Jacob Wright, a 17-year-old senior-to-be at Abilene High School in Texas, has had 25 universities at various levels keeping tabs on him. The two-time 6A District qualifier’s schedule was packed for the summer with tournaments around the country, but those plans have been “blown up." Before competing in a Texas Junior Tour event in mid-May, he’d missed nine weeks of competition. At one point, he was supposed to play three tournaments in Houston in a nine-day span. All of them were canceled.

While noting that he believes everyone’s safety is paramount, Jacob said, “These are the tournaments that I needed to show my stuff, to catch the attention of these college coaches, and they’re down the drain.”

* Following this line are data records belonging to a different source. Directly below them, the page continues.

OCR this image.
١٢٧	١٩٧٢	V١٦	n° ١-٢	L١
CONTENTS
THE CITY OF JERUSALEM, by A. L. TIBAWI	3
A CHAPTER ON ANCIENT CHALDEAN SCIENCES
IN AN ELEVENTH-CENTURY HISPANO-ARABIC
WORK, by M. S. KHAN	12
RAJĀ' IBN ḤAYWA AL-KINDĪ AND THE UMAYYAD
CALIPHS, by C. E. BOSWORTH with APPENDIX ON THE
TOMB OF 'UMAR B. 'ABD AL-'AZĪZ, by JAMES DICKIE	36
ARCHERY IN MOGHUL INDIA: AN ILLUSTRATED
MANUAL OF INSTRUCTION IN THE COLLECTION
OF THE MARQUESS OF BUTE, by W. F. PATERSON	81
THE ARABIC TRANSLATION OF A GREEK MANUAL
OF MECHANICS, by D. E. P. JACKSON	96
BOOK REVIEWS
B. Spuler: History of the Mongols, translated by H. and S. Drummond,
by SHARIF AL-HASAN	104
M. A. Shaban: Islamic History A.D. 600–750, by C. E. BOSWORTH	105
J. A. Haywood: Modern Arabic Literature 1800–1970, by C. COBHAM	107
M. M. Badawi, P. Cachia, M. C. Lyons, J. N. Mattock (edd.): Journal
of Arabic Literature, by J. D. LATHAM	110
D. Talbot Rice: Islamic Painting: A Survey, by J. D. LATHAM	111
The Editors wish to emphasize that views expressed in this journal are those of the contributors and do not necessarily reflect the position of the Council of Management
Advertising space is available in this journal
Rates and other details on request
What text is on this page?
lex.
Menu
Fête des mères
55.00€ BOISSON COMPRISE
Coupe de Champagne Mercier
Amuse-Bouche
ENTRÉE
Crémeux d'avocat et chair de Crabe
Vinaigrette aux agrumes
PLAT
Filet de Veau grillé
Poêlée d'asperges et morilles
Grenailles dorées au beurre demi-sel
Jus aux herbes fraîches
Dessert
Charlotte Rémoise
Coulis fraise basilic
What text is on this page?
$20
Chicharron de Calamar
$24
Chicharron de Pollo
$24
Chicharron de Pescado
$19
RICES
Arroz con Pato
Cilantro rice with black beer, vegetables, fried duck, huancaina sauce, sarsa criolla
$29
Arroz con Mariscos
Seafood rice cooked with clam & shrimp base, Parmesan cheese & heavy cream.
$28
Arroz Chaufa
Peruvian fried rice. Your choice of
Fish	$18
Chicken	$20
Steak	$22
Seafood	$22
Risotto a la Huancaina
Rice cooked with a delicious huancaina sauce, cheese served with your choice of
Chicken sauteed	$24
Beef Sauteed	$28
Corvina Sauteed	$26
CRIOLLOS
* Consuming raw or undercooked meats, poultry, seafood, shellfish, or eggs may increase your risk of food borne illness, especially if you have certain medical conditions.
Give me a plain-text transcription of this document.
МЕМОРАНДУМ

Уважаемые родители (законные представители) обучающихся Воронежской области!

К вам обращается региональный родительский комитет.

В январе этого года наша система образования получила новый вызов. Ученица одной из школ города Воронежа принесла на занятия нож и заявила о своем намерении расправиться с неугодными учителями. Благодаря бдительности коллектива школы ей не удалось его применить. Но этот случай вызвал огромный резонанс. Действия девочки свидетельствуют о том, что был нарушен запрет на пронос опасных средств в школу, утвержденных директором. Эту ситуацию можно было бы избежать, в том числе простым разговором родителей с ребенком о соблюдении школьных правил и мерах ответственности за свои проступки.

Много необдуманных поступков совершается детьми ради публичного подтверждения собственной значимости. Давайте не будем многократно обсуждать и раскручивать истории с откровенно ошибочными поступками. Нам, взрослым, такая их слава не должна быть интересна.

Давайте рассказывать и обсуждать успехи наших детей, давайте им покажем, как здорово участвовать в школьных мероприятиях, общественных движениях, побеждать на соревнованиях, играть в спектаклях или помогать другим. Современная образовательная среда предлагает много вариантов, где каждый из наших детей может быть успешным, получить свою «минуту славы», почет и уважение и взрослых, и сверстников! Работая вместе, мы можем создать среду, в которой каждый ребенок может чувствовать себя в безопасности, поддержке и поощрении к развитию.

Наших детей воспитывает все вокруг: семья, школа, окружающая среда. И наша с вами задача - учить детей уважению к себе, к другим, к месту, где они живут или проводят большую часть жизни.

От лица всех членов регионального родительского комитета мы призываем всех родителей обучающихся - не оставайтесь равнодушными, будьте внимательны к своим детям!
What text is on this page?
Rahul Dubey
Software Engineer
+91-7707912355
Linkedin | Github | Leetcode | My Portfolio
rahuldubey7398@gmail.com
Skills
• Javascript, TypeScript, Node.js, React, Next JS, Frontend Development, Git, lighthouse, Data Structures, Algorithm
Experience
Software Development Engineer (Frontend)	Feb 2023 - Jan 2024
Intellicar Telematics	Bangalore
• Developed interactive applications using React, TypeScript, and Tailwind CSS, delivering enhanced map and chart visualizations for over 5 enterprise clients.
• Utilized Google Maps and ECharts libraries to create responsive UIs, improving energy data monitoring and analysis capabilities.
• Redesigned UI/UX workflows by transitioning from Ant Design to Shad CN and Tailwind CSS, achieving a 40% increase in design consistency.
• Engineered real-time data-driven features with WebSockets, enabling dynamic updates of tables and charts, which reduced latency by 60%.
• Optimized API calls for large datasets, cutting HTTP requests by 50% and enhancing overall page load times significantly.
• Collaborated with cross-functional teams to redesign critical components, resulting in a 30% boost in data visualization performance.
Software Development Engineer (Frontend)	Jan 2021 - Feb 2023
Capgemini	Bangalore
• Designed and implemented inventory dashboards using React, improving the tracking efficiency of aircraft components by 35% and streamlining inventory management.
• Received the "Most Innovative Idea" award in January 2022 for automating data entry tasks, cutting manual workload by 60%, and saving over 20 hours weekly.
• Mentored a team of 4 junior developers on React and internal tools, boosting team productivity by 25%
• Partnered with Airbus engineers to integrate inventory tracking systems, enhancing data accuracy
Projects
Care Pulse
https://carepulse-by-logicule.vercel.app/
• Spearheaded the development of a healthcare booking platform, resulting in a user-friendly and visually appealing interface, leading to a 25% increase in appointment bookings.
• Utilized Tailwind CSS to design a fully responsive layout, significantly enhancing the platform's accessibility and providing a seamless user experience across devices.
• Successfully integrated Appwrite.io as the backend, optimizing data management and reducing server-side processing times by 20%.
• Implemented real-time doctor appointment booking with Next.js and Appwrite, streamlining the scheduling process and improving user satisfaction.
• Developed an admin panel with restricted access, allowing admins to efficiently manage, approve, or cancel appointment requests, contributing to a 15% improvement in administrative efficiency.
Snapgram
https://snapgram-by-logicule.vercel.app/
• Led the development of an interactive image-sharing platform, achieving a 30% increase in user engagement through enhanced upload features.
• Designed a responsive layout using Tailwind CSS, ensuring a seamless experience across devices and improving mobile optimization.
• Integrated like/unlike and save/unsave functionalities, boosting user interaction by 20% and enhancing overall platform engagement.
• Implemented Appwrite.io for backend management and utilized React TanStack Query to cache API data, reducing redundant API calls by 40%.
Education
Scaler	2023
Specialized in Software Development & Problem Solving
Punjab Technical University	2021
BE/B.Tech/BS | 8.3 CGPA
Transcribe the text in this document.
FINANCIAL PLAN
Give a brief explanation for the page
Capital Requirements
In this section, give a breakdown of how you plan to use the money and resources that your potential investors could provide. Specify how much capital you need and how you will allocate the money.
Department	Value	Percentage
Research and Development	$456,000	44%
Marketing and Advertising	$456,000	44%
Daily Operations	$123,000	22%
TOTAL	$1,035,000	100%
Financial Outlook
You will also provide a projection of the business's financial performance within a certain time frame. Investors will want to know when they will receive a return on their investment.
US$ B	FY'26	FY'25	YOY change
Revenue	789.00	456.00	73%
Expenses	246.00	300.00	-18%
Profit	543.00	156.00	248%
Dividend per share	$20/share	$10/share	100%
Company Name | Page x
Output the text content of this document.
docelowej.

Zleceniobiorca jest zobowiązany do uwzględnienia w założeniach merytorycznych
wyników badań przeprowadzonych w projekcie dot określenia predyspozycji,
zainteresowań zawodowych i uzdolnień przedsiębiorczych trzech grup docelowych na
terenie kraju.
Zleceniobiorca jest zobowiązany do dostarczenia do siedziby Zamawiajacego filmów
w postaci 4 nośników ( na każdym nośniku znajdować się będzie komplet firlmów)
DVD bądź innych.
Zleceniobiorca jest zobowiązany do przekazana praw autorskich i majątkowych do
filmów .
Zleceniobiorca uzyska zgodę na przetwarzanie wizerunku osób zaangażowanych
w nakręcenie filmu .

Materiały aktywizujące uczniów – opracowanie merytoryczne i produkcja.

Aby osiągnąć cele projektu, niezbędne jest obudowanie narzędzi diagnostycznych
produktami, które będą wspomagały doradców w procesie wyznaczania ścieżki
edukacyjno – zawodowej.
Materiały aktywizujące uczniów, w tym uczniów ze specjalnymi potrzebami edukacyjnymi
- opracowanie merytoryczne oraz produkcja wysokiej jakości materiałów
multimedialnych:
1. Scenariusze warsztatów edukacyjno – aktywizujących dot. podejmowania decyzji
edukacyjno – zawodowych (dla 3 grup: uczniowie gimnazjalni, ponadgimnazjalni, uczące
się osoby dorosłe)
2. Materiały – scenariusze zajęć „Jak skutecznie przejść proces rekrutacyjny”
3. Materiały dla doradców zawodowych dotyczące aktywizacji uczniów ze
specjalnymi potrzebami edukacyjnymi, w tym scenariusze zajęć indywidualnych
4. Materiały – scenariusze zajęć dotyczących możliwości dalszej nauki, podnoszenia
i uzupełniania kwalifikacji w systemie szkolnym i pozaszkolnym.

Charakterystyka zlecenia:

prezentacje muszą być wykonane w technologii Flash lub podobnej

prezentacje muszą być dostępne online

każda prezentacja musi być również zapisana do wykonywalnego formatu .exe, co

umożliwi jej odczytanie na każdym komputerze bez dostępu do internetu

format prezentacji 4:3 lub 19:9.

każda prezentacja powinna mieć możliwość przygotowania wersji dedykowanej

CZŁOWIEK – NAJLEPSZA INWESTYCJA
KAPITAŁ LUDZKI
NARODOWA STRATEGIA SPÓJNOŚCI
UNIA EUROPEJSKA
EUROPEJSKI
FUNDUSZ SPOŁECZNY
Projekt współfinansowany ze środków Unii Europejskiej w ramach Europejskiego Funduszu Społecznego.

Said Jacob’s dad, John, “I feel bad for all of these kids. It’s tough on all of them. I hope the people making decisions realize it’s impacting them in a dramatic way."

As May wore on and tournaments started up again, Jacob was more upbeat about what the rest of the summer might hold, even if there was uncertainty about where he’d play.

“Now that everything has calmed down, I’m ecstatic to find ways to continue golf tournaments,” he said.

It is the theme of our time, waves of mixed emotions about the unforeseen lessons that seem to be perched at every turn.

“It’s cruel, to a degree,” John Wright said, “but that’s what I love about golf. It emulates life. You’ve got your good runs and your bad.”